The European Bank for Reconstruction and Development (EBRD) and Switzerland (through the State Secretariat for Economic Affairs, or SECO) are contributing to a greater sustainability of water supply and water treatment services in Tajikistan by providing fresh funds to a regional utility in Fayzobod, according to the EBRD Dushanbe Resident Office.
A long-term EBRD sovereign loan of €1.8 million and a €2.6 million capital grant from SECO will be extended to Khojagii Manziliyu Kommunali (KMK – the state holding company for public utilities) supplying water to 33,000 residents of Fayzobod, some 50 kilometers to the east of Dushanbe.
It will help rehabilitate water and wastewater infrastructure in Fayzobod and secure uninterrupted water supply for 13 neighboring communities. The proceeds of the loan will also be used to expand the existing sewage network and to upgrade wastewater treatment facilities.

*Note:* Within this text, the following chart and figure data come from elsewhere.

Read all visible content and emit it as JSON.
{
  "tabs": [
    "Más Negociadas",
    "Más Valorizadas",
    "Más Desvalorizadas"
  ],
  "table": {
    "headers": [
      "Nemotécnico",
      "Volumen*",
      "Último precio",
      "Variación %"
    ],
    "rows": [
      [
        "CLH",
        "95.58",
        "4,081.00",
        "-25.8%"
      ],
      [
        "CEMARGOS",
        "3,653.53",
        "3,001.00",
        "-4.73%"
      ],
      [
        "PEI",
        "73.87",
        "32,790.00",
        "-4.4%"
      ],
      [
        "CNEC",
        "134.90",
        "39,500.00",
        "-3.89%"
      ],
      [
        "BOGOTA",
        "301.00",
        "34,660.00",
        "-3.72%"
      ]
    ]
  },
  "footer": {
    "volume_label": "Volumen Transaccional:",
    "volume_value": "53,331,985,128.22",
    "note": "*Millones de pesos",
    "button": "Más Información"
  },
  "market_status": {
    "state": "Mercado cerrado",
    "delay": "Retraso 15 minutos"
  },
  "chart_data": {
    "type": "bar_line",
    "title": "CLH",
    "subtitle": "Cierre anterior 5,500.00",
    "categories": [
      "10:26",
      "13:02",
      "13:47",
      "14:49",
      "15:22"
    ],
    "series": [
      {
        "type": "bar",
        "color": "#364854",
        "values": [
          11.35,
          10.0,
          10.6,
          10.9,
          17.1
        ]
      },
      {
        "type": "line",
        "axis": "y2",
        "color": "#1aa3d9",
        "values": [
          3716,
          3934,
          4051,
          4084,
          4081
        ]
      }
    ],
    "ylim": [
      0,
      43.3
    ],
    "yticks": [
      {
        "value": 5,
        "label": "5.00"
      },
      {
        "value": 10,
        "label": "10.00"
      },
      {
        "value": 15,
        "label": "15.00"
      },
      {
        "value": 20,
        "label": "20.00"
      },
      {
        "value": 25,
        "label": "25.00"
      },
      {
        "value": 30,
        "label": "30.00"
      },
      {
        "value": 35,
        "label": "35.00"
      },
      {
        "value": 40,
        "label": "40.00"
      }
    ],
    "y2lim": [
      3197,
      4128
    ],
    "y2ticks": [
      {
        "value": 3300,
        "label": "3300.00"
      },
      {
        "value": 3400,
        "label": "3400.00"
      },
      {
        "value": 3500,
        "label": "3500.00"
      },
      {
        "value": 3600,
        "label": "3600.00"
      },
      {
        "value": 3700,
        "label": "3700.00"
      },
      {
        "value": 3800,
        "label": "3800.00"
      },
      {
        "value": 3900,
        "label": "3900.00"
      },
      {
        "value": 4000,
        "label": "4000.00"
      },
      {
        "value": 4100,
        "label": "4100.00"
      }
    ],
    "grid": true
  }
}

Fayzobod will benefit from rehabilitated water networks, better sanitation and the installation of water meters.
Since 2004, the EBRD and its international partners, have supported 9 water sector projects covering 23 cities across Tajikistan.
The EBRD is a multilateral bank that promotes the development of the private sector and entrepreneurial initiative in 37 economies across three continents. The Bank is owned by 69 countries as well as the EU and the EIB. EBRD investments are aimed at making the economies in its regions competitive, inclusive, well-governed, green, resilient and integrated.
In Tajikistan the Bank focuses on stabilizing and rebuilding trust in the banking sector, developing private enterprises and agribusiness, improving the availability, reliability and quality of municipal services and improving the quality of energy supply, regulation and energy efficiency. To date, the EBRD has invested €854 million through 148 projects in Tajikistan’s economy.
SECO is the Swiss government`s center for all core issues relating to economic and labor market policy. SECO supports Tajikistan in several areas: strengthening of macroeconomic framework conditions and financial sector infrastructure as the basis for continued sustainable economic growth; promotion of trade and business friendly framework conditions and the improvement of the investment climate to support the development of SMEs and a sustainable export economy; and improvement of access to affordable, reliable and sustainable infrastructure as basis for economic and social development.